Na prática, a rejeição seria menor com um grande nome do futebol internacional. O espanhol Pep Guardiola, 53, sempre foi um sonho da CBF (Confederação Brasileira de Futebol), mas a entidade avançou mesmo em uma negociação com o italiano Carlo Ancelotti, 65, também prestigiado. Ou disse que avançou.
Ednaldo Rodrigues, presidente da CBF, estava tão confiante na contratação que dava como certa a chegada do técnico do Real Madrid. A ponto de contratar Fernando Diniz, então no Fluminense, como interino para esperar quase um ano pelo encerramento do vínculo de Ancelotti com o time espanhol. Mas, no fim, foi o Real que assinou um novo contrato com seu comandante.
Diniz, que de interino passou a ser tratado como efetivo, acabou caindo depois da péssima sequência de resultados do Brasil nas Eliminatórias. Para seu lugar, a CBF desistiu de um estrangeiro e tirou Dorival Júnior, 62, do São Paulo.
É Dorival no momento quem tem a responsabilidade de resgatar a identidade do futebol brasileiro, perdida desde a conquista de sua última Copa do Mundo, em 2002, um fato que Felipão sempre gosta de lembrar que ocorreu sob seu comando, como fez em uma recente entrevista ao site Chuteira.FC.

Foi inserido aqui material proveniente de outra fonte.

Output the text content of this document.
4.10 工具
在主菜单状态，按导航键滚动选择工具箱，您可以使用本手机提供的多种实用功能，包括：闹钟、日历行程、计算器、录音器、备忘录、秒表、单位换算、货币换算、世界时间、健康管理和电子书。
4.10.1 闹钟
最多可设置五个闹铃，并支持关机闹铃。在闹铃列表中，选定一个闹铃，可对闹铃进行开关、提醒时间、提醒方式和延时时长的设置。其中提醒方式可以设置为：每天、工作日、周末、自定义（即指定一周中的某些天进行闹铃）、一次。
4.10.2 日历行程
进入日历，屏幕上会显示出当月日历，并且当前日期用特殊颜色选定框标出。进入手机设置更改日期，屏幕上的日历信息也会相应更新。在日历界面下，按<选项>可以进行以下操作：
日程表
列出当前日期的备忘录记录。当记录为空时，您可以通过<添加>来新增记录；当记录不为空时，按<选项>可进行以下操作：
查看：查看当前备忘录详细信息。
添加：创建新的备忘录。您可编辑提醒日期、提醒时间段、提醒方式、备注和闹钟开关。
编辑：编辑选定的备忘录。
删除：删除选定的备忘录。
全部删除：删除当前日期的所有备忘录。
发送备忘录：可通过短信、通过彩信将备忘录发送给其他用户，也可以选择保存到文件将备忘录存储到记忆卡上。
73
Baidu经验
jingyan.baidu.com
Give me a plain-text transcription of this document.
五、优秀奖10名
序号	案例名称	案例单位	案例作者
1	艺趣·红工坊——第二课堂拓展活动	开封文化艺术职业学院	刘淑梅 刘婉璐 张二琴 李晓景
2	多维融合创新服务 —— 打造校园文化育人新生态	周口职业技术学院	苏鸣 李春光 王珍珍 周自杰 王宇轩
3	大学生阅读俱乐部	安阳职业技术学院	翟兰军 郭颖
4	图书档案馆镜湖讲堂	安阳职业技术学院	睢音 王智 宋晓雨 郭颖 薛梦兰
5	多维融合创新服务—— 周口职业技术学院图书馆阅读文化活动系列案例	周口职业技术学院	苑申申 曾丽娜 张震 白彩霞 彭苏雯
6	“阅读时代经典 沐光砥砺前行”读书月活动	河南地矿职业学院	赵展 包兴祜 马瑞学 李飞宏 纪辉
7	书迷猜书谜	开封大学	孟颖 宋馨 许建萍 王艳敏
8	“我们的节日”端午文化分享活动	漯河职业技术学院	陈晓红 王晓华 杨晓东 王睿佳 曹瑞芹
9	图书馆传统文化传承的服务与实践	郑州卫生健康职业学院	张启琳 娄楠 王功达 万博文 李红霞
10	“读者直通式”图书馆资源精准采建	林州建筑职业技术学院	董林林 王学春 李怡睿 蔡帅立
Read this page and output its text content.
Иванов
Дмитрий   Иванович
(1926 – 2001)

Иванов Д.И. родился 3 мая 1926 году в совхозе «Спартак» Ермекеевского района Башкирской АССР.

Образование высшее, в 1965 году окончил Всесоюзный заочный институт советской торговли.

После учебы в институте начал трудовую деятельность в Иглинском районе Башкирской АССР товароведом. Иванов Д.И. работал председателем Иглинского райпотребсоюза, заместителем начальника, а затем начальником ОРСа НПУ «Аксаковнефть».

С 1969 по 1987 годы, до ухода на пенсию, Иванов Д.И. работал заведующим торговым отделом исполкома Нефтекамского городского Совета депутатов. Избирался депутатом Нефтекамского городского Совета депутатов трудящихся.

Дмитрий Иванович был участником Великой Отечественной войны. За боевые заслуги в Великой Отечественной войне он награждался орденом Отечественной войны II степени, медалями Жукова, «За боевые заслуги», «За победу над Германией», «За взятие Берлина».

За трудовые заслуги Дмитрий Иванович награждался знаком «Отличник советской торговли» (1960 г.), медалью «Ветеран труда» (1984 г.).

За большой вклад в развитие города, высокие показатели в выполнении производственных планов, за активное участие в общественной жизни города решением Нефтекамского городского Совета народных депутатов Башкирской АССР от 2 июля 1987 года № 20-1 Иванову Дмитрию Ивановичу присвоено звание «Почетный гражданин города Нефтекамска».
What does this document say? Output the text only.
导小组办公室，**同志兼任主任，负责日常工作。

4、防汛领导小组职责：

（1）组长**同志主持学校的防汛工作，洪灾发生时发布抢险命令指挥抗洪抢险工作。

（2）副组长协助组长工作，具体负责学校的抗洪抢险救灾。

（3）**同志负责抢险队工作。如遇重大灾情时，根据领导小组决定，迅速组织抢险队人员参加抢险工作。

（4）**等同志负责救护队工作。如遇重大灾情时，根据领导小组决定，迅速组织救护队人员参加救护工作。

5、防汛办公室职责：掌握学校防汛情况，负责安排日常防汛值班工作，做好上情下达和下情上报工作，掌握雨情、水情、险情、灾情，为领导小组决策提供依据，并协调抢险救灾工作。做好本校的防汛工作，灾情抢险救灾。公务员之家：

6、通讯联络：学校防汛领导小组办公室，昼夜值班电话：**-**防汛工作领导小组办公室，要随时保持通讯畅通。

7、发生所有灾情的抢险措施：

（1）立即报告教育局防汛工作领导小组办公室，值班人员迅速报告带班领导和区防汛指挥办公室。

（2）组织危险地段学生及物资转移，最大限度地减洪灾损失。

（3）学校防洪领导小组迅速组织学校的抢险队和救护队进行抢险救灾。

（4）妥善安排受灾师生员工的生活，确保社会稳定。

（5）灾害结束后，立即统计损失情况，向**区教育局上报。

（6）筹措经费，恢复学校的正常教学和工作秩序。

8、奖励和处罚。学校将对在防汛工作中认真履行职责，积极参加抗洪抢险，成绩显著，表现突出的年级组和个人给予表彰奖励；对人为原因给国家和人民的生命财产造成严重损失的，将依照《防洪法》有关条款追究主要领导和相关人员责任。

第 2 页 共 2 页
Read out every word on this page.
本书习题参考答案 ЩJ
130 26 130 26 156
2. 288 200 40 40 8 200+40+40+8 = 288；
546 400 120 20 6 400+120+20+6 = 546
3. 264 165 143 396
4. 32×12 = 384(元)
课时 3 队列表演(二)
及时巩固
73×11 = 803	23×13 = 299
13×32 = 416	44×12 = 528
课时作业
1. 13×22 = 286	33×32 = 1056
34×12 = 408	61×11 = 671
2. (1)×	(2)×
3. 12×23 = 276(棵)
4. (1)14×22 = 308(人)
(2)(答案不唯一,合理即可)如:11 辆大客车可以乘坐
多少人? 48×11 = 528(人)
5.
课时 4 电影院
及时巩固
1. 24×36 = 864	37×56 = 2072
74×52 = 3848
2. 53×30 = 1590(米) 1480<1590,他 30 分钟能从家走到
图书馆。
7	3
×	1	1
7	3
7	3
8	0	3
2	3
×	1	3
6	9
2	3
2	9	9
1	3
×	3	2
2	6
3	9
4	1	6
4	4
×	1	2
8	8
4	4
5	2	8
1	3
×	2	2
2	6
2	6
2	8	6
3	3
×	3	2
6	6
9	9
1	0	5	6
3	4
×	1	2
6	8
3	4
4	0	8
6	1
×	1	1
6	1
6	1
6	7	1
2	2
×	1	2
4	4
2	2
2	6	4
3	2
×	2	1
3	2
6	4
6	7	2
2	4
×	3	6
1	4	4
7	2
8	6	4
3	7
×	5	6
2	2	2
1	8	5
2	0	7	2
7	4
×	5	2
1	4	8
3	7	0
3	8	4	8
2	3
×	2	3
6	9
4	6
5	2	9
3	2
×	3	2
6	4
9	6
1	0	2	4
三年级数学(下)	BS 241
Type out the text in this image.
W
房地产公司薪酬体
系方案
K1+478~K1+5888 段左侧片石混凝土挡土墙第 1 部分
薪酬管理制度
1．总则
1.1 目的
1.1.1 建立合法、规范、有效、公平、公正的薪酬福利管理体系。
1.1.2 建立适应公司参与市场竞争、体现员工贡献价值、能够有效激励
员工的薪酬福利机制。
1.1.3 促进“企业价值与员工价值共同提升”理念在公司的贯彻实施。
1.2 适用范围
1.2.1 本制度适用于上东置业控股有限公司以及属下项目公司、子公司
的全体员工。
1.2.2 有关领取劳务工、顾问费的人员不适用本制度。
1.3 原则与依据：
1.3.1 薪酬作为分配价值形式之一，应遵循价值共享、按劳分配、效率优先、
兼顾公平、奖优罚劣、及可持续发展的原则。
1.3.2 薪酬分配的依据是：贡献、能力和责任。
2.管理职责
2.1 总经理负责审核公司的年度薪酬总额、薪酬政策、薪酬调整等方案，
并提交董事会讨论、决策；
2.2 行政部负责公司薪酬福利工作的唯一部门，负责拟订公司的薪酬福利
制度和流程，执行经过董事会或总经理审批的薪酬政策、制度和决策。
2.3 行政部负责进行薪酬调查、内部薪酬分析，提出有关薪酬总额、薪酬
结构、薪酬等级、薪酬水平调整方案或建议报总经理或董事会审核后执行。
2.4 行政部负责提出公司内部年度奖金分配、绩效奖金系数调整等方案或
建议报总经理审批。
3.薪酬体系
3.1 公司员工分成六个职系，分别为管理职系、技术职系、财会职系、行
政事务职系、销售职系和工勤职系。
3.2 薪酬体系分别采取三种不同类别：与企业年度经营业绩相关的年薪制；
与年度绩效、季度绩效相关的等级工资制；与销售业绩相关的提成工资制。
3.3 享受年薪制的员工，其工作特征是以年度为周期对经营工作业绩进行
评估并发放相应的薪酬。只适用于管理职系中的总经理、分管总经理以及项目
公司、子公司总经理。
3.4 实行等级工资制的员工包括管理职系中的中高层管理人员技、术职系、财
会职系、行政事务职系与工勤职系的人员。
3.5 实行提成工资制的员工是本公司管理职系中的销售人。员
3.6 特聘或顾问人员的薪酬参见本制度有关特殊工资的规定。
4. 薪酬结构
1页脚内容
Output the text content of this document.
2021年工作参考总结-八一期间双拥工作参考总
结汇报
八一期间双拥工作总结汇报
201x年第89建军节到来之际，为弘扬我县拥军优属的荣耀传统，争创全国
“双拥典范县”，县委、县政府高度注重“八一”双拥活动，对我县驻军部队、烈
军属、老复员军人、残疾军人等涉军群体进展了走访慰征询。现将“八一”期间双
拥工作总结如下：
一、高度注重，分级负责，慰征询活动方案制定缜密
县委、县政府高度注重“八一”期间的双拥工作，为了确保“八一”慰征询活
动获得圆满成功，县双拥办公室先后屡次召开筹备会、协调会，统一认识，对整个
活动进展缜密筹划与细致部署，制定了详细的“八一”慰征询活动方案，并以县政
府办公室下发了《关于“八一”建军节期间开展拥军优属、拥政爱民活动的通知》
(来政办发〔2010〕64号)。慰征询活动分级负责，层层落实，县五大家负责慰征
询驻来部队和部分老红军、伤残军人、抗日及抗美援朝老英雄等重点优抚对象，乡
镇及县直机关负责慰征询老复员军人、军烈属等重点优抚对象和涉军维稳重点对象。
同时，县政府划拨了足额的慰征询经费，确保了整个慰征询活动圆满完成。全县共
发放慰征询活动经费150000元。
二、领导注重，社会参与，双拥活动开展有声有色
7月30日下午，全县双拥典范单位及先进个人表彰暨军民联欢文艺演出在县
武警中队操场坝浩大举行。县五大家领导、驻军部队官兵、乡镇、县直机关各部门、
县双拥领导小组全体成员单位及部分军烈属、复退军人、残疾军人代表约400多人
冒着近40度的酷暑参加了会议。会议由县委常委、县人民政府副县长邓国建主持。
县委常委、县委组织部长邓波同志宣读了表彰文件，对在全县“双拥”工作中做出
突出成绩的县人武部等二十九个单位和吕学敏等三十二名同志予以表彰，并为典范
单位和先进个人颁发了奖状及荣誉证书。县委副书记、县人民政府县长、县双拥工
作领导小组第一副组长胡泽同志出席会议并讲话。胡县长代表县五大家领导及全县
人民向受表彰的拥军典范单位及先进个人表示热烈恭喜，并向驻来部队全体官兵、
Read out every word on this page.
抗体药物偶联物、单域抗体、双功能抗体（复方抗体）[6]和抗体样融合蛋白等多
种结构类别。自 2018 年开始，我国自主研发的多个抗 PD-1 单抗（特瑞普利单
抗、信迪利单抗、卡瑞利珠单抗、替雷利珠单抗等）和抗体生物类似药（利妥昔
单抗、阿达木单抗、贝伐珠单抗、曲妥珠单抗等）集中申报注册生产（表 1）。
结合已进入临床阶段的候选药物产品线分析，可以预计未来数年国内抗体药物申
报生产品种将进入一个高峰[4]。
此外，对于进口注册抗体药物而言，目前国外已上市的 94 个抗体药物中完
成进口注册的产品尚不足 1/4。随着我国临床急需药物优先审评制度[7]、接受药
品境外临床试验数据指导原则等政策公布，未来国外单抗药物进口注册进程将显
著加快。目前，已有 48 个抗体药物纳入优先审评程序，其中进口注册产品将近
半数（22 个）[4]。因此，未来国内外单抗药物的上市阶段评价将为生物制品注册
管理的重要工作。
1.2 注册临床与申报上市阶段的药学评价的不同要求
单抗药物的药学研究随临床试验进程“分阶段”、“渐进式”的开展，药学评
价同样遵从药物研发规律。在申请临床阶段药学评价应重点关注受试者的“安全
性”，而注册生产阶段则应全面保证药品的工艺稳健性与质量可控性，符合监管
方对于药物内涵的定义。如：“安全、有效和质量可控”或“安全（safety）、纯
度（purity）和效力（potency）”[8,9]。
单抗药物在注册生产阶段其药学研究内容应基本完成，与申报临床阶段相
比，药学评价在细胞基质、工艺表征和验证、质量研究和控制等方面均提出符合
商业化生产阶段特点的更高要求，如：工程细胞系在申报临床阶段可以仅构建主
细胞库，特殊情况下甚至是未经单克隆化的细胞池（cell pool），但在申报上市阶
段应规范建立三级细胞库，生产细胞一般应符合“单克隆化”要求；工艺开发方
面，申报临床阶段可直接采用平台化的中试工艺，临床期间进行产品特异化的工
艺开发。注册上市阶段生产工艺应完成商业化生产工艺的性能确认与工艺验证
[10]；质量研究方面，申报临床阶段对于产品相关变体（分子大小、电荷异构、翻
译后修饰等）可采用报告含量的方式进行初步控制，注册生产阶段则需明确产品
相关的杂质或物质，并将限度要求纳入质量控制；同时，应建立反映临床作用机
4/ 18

“O mínimo que eu posso dizer aos que querem me culpar é que, se sou o culpado pela derrota de 2014, então sou o único responsável pela vitória de 2002. Eu pergunto: quem é o último campeão do mundo com o Brasil? Sou eu. Então, se perdi sozinho a Copa de 2014, ganhei sozinho a Copa de 2002”, declarou.
Felipão pode dizer também que teve triunfos relevantes após o 7 a 1, algo que outros ilustres membros da velha guarda, como Vanderlei Luxemburgo, 72, não alcançaram. Após o adeus à seleção, ele teve uma passagem pelo futebol chinês, onde conquistou sete troféus, e voltou a comandar equipes brasileiras de ponta, como Grêmio, Palmeiras -pelo qual ganhou o Brasileiro de 2018- e Cruzeiro.
Seu trabalho mais recente foi no Atlético Mineiro, de onde acabou desligado em março deste ano após um início de temporada abaixo do esperado.